The Washington Post used its last Sunday op-ed space before Thanksgiving to run a promotion for an upcoming book. The book, The Meat Racket: The Secret Takeover of America’s Food Business, is by former business reporter Christopher Leonard, who suggests that this Thursday Americans will celebrate the Thanksgiving holiday with something antithetical to their nation’s very existence.:
The turkey tells a story about our nation. But today, the story of turkey in America has seen independence replaced by servitude, and open markets by opaque contracts. If the Pilgrims had seen this coming when they sat down for the first Thanksgiving, they would have lost their appetites
Just four corporations — Cargill, Hormel, Butterball and Farbest Foods — produce more than half of the turkey in the United States, a level of concentration unthinkable just a few decades ago.
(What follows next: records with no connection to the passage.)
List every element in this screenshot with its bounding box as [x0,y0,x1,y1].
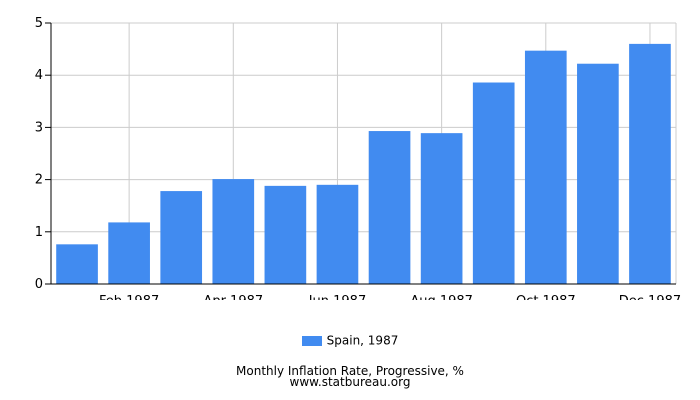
bar-6 [316,184,359,284]
x-tick-label: Dec 1987 [619,294,681,300]
bar-8 [420,133,463,284]
x-tick-label: Jun 1987 [308,294,367,300]
bar-10 [524,50,567,284]
bar-4 [212,179,255,284]
bar-1 [56,244,98,284]
y-tick-label: 2 [35,173,43,188]
x-tick-label: Oct 1987 [516,294,576,300]
bar-12 [629,43,671,284]
bar-2 [108,222,150,284]
y-tick-label: 5 [35,16,43,31]
legend-swatch [301,335,322,346]
bar-chart: 0 1 2 3 4 5 Feb 1987 Apr 1987 Jun 1987 Aug 1987 Oc… [35,16,681,300]
y-tick-label: 0 [35,277,43,292]
bar-9 [472,82,515,285]
x-tick-label: Apr 1987 [203,294,263,300]
bar-3 [160,191,203,284]
y-tick-label: 1 [35,225,43,240]
bar-7 [368,131,411,284]
bar-5 [264,185,307,284]
legend-label: Spain, 1987 [326,333,399,348]
y-tick-label: 4 [35,68,43,83]
x-tick-label: Aug 1987 [410,294,473,300]
x-tick-label: Feb 1987 [99,294,159,300]
y-tick-label: 3 [35,120,43,135]
legend: Spain, 1987 [0,333,700,348]
source-link[interactable]: www.statbureau.org [289,375,411,389]
chart-title: Monthly Inflation Rate, Progressive, % [236,364,464,378]
bar-11 [577,63,619,284]
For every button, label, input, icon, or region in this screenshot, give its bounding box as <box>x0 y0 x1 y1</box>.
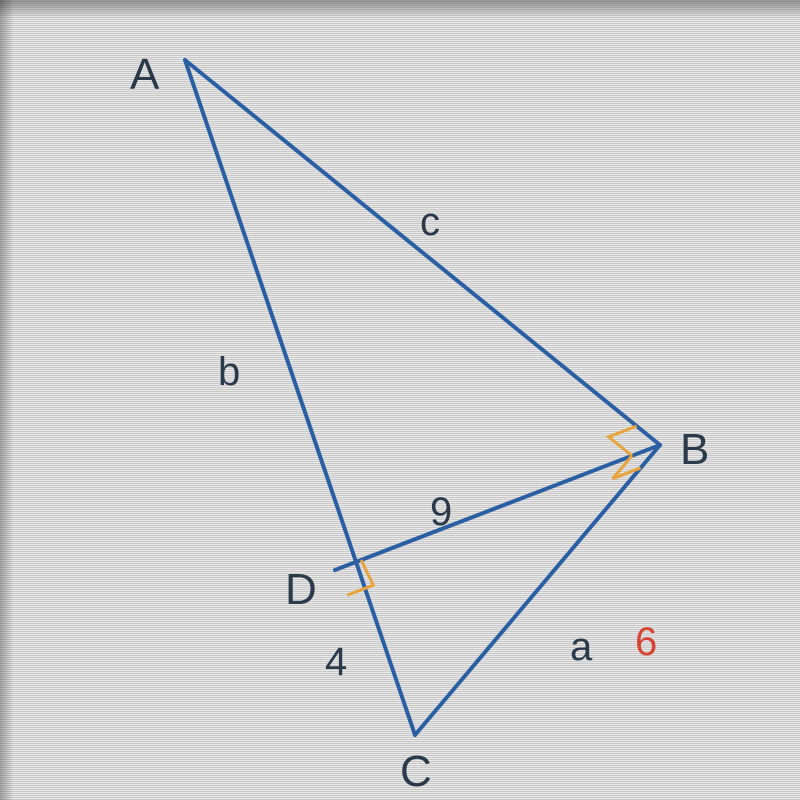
edge-AC <box>185 60 415 735</box>
edge-label-9: 9 <box>430 490 452 535</box>
vertex-label-B: B <box>680 425 709 475</box>
right-angle-marker <box>609 426 637 456</box>
vertex-label-C: C <box>400 747 432 797</box>
diagram-svg <box>0 0 800 800</box>
segment-label-4: 4 <box>325 640 347 685</box>
vertex-label-D: D <box>285 565 317 615</box>
vertex-label-A: A <box>130 50 159 100</box>
edge-BD <box>335 445 660 570</box>
edge-label-b: b <box>218 350 240 395</box>
geometry-diagram: c b a 9 4 6 A B C D <box>0 0 800 800</box>
segment-label-6: 6 <box>635 620 657 665</box>
edge-AB <box>185 60 660 445</box>
edge-BC <box>415 445 660 735</box>
edge-label-c: c <box>420 200 440 245</box>
edge-label-a: a <box>570 625 592 670</box>
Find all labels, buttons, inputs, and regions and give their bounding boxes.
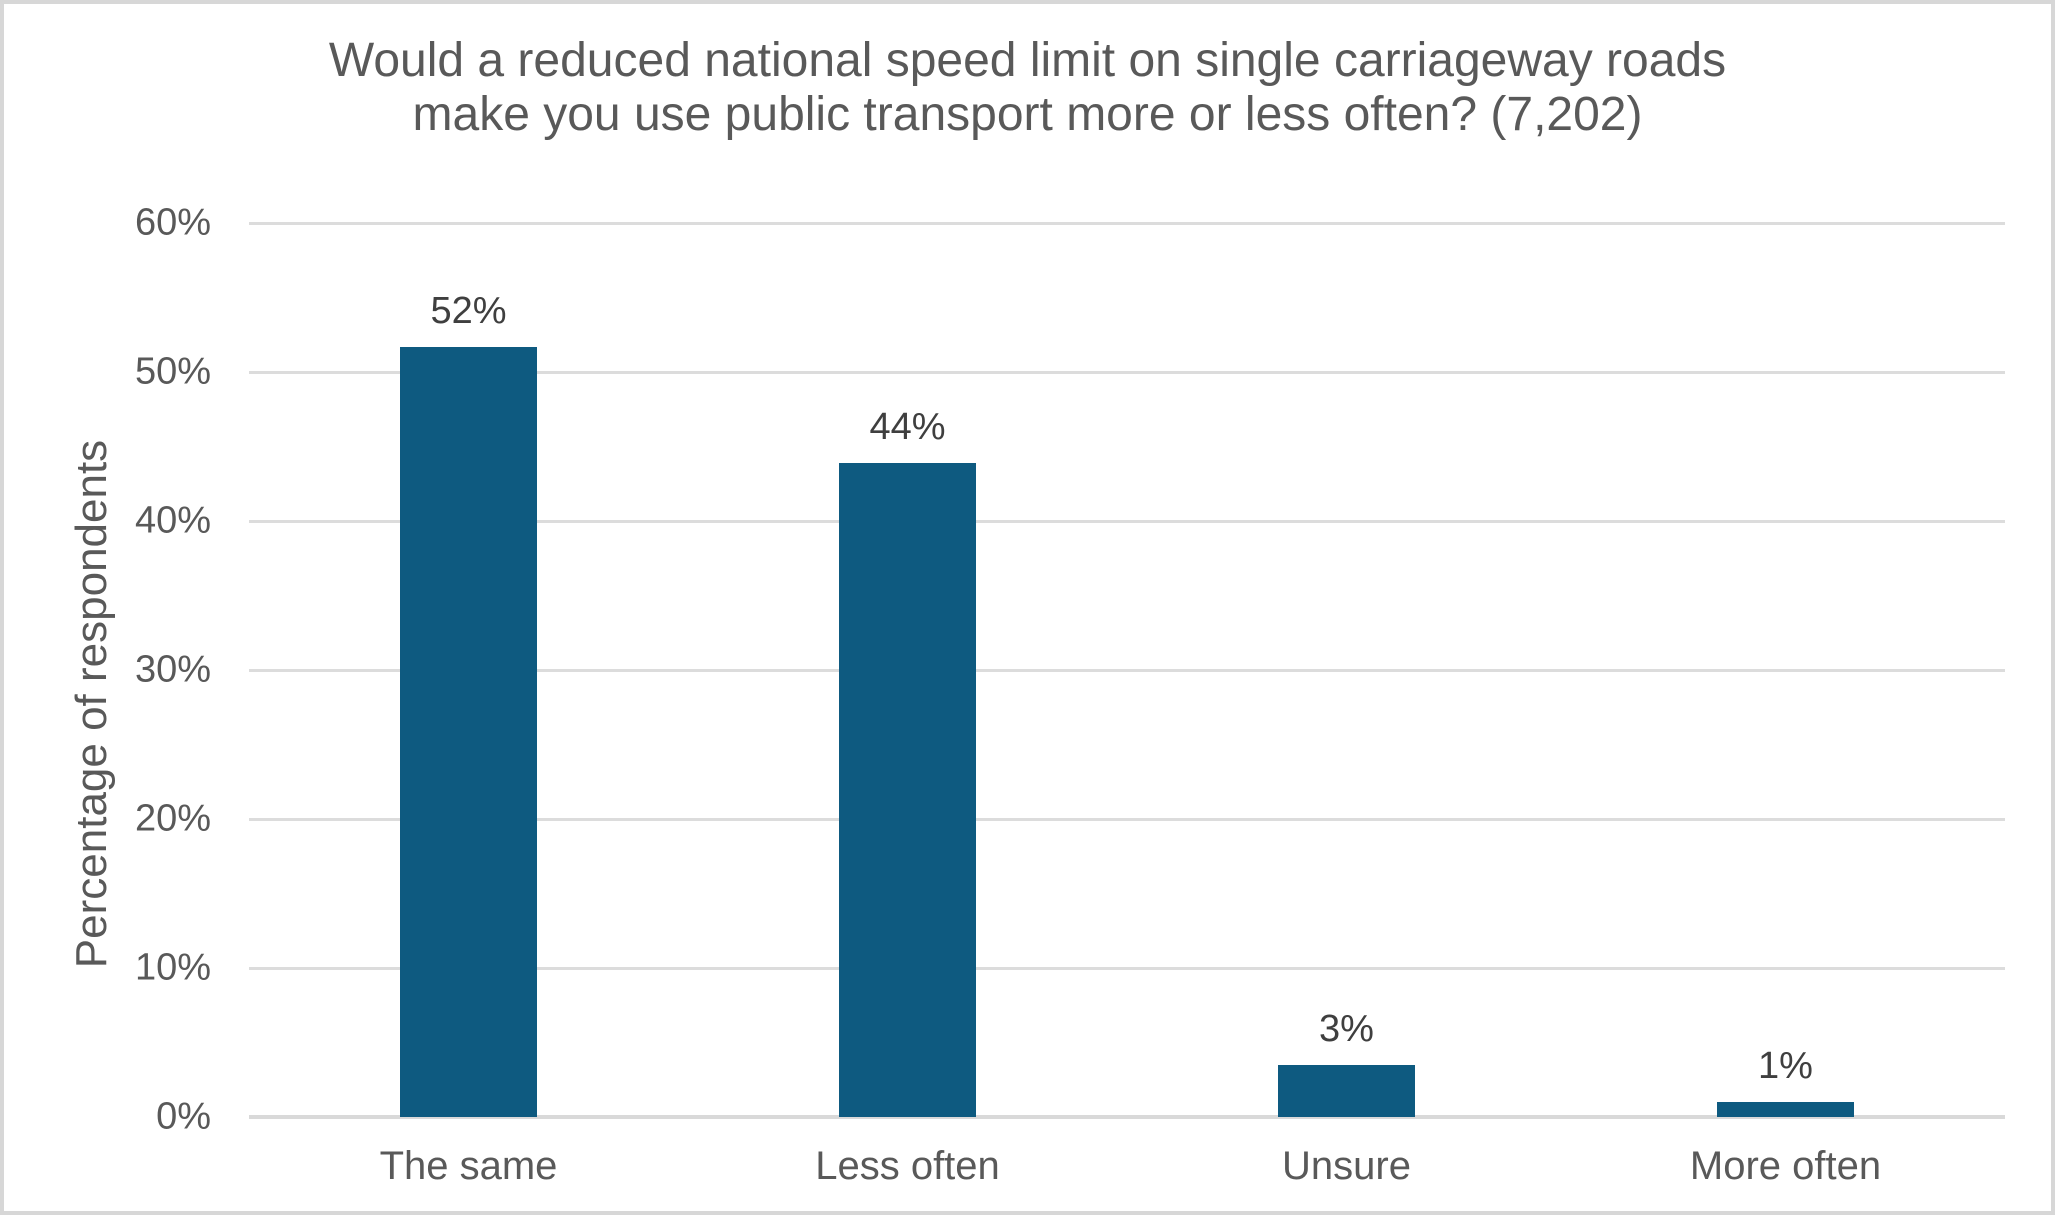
y-tick-label-30pct: 30% <box>134 648 211 691</box>
gridline-40 <box>249 519 2005 523</box>
bar-more-often <box>1717 1102 1854 1117</box>
bar-value-label-less-often: 44% <box>869 405 946 448</box>
gridline-30 <box>249 668 2005 672</box>
x-category-label-the-same: The same <box>379 1144 558 1188</box>
bar-value-label-unsure: 3% <box>1319 1007 1374 1050</box>
bar-the-same <box>400 346 537 1117</box>
gridline-60 <box>249 221 2005 225</box>
y-tick-label-20pct: 20% <box>134 797 211 840</box>
y-tick-label-40pct: 40% <box>134 499 211 542</box>
chart-title-line-1: Would a reduced national speed limit on … <box>328 34 1727 87</box>
chart-title-line-2: make you use public transport more or le… <box>412 88 1643 142</box>
gridline-10 <box>249 966 2005 970</box>
x-category-label-more-often: More often <box>1689 1144 1882 1188</box>
chart-title: Would a reduced national speed limit on … <box>4 34 2051 142</box>
plot-area: 52% 44% 3% 1% <box>249 221 2005 1119</box>
y-tick-label-10pct: 10% <box>134 946 211 989</box>
x-axis-line <box>249 1115 2005 1119</box>
y-tick-label-0pct: 0% <box>156 1095 211 1138</box>
y-tick-label-50pct: 50% <box>134 350 211 393</box>
gridline-50 <box>249 370 2005 374</box>
bar-less-often <box>839 462 976 1117</box>
y-tick-label-60pct: 60% <box>134 201 211 244</box>
gridline-20 <box>249 817 2005 821</box>
bar-value-label-the-same: 52% <box>430 289 507 332</box>
x-category-label-less-often: Less often <box>815 1144 1000 1188</box>
x-category-label-unsure: Unsure <box>1282 1144 1411 1188</box>
bar-value-label-more-often: 1% <box>1758 1045 1813 1088</box>
bar-unsure <box>1278 1064 1415 1117</box>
Even in the 1970s, the meat industry was defined by competition among dozens of companies that worked with independent farmers. But all that disappeared when a handful of corporations gobbled up their competitors and took control of the farms and slaughterhouses that make our meat.
Leonard, a former Associated Press reporter, suggests that the improvement in industrial technology has led to a decrease in competition in the turkey industry:
Don’t blame the poor turkey. The takeover of America’s meat industry began with its less-prestigious cousin, the chicken. Starting around the 1940s, chickens were pressed into the service of a new meat system that can only be described as feudal. In this industrial system, chickens are born in roosts where their eggs drop onto conveyor belts and are then shipped to giant hatcheries, after which the chicks are raised in warehouse-like barns and slaughtered in processing plants modeled on Henry Ford’s assembly line. Industrializing the chicken’s life cycle allowed poultry companies such as Tyson Foods to gain unprecedented control over mass animal production. From a central office in Springdale, Ark., Tyson can control what kinds of birds are raised, what they are fed and when they are slaughtered.
Never mind that Thanksgiving is for many the celebration of a relationship between the Native Americans and the Pilgrims, one forged in part by the Native Americans’ demonstration of more efficient and successful harvesting methods. To Leonard, that innovative market practices have led to increased market share for certain companies is not an American success story.
Leonard’s idea of American success, as told at the end of the op-ed, is ownership by a small collective, aided in part by the government:
But instead of giving up, Meyerhoeffer and his fellow farmers formed the Virginia Poultry Growers Cooperative and scraped together more than $2 million, borrowing $8 million more from the USDA. With that, they bought the Pilgrim’s Pride turkey slaughterhouse. The farmers now supply and own the slaughterhouse. Farmers gave themselves the right to fire the plant’s managers if they felt they were mistreated. They formed an advisory committee to ensure that they had a voice in decision-making. In their own small way, they established a new political and economic order in the turkey business.